What Derrida said

I’ve been to two interviews recently, one done by guys in their mid-thirties and one by someone in his fifties. The first two had interesting ideas about how to dress. All three had started their own business. The first two had a list of interview questions they’d printed off the internetwebness and didn’t really know what to do with them.The second one didn’t have the piece of paper.

To some extent, and I’ve been working on my tolerance skills, I don’t mind people not really knowing what they’re doing so long as that’s not what they primarily do every day. I’ve recruited and hired people in combination with someone else and it’s not something I like doing. Firing them less so, because you hope they’re going to come right and justify the investment you made in them. I’m not even talking about the hope that they’d work out, but the cold hard cash you spent on them, the company car you bought for them, the money from the house you sold to start this new part of the company, the part that turned into a pile of steaming crap because it was based on the total bullshit of the person standing there in front of you repeating their mantra that they’re ‘fully confident.’

And relax.

So I didn’t really mind the two younger guys running their thumb down the page and saying ‘what would people say were your worst points?’ I assumed they hadn’t phoned a random selection of exes, not least because the guy only had one sheet of A4 instead of the multiple volume calf-bound Book Club edition a couple of them compiled, each claiming theirs as the definitive text. Hi, babe. S.

And that one’s easy to deal with in an interview anyway, so long as you don’t mention the baby-oil handprints on the bed either side of someone different’s shoulders you only just noticed. Just keep them looking upwards,

“My worst points at work? Well, probably they’d say I work too hard, I’m too much of a perfectionist. Oh and I stay too long and get in too early as well. And I don’t take enough holiday when I’m owed it.”

Of course I said that. If someone’s going to ask standard questions then they deserve a standard answer.

But what are you supposed to say to someone who asks ‘if I said semiotics to you…?’

“No, thanks, I’ve just had some?”

“Is this a sign?”

Expecting bollocks like this I spent a tedious Tuesday reading about it. This stuff from Wikipedia is clear in comparison, even if it doesn’t have handy cartoons.

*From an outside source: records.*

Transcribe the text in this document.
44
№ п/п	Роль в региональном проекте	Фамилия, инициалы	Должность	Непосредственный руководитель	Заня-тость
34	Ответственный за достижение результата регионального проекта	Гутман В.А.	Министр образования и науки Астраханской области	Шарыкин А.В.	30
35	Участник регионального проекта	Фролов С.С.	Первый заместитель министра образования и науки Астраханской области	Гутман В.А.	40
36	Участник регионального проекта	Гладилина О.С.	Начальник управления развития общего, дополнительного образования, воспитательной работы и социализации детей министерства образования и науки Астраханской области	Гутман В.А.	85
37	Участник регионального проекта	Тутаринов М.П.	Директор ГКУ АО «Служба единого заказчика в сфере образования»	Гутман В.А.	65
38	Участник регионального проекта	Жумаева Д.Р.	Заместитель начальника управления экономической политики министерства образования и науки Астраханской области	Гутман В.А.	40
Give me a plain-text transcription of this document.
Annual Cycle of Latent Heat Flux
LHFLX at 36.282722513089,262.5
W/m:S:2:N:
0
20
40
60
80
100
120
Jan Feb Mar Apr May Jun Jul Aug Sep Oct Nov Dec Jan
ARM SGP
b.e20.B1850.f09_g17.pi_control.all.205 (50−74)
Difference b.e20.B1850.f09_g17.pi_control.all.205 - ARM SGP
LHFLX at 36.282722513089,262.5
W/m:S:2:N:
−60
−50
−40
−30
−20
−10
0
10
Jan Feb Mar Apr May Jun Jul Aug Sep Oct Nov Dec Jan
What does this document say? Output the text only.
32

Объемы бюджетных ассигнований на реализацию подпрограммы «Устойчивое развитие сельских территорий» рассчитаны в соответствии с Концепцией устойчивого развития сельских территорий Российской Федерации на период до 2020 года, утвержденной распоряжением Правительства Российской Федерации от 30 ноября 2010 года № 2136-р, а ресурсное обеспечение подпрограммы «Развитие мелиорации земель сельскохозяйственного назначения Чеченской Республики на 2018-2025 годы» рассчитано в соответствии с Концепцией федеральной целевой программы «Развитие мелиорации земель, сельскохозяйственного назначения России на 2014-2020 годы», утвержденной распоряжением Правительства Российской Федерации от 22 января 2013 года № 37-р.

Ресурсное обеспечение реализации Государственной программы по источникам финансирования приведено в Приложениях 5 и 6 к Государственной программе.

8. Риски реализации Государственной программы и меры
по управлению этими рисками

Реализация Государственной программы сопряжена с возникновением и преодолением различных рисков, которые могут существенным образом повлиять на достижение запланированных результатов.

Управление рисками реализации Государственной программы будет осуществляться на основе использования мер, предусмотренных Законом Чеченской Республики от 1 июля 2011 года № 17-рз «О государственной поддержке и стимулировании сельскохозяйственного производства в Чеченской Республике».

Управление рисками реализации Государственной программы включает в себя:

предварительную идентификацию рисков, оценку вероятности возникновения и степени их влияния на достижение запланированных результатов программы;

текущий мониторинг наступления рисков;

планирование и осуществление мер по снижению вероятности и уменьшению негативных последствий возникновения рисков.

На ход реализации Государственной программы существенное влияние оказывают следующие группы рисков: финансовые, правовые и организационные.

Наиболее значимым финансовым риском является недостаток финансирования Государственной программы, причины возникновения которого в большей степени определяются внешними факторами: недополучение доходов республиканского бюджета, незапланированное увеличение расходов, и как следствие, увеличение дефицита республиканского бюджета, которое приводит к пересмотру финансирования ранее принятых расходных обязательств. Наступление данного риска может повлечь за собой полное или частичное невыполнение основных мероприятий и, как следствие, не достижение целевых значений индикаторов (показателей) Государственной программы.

In his 1989 Contingency, Irony, and Solidarity, Richard Rorty argues that Derrida (especially in his book, The Post Card: From Socrates to Freud and Beyond) purposefully uses words that cannot be defined (e.g. différance), and uses previously definable words in contexts diverse enough to make understanding impossible, so that the reader will never be able to contextualize Derrida’s literary self.

Or to put it another way, even before the University of Luton was invented, let alone txt spk, Derrida was a self-referential nouveau who made up words to suit himself.

Rorty, however, argues that this intentional obfuscation is philosophically grounded. In garbling his message Derrida is attempting to escape the naïve, positive metaphysical projects of his predecessors.

Rorty. It used to be different.
Rorty. It used to be different.

Rorty used to be what good Brit bikes used to sound like, when someone cracked back the throttle on a Bonneville going down Bythesea Road, but times change.

So far as I understand it, which I’m prepared to say might not be completely, er, complete, it goes like this. What you think something denotes is altered by what happens next, infinitely.

Noam Chomsky wrote “I found the scholarship appalling, based on pathetic misreading; and the argument, such as it was, failed to come close to the kinds of standards I’ve been familiar with since virtually childhood”. Apparently liking Chomsky means you sympathise with Moslem fundamentalist terrorists if I read The Spectator right, so I’m stuck now.

What I should have done is pulled a note out of my wallet, said ‘this £20 is just a semiotic paradigm, isn’t it? Let’s see one of yours,’ pocketed both of them and walked to the station.

I didn’t, because I was still disconcerted from the previous statement, that they were looking for someone who spoke the languages ‘for our business in the BRIC countries; that’s Brazil, Russia, Indian and China.” Well thank-you. I thought it was Belgium, Rwanda, Iraq and Chile. A day you learn something is never a day wasted.

I didn’t actually know there was a language called Indian, nor Chinese, come to that, so I learned lots of things. Maybe when my third sentence in the interview was ‘have you read my CV?’ I should have done what these days I’m more inclined to do, the thing that really, in situations like this, I’m seeing less and less reason not to do.

Stand up. Put my coat on. Smile. And say thank-you for wasting my time.

I walked past my old flat on the way. At the end of the road there used to be a bombsite that got converted to a carpark and in the way of these things got colonised by stray cats, fed by the rufty-tufty huge blokes in big coats who ran the place. Things change. The cats were trapped, sterilised and released. The pub on the corner that used to have its windows put in because gay people used to go there, and not by them, has become a house. The cats car park is a Travelodge now. It’s not quite like that Max Boyce song about the pithead baths becoming a supermarket. But enough to make you tuck your scarf into your coat, smile, put your shoulders back and stride. Maybe it’s a sign.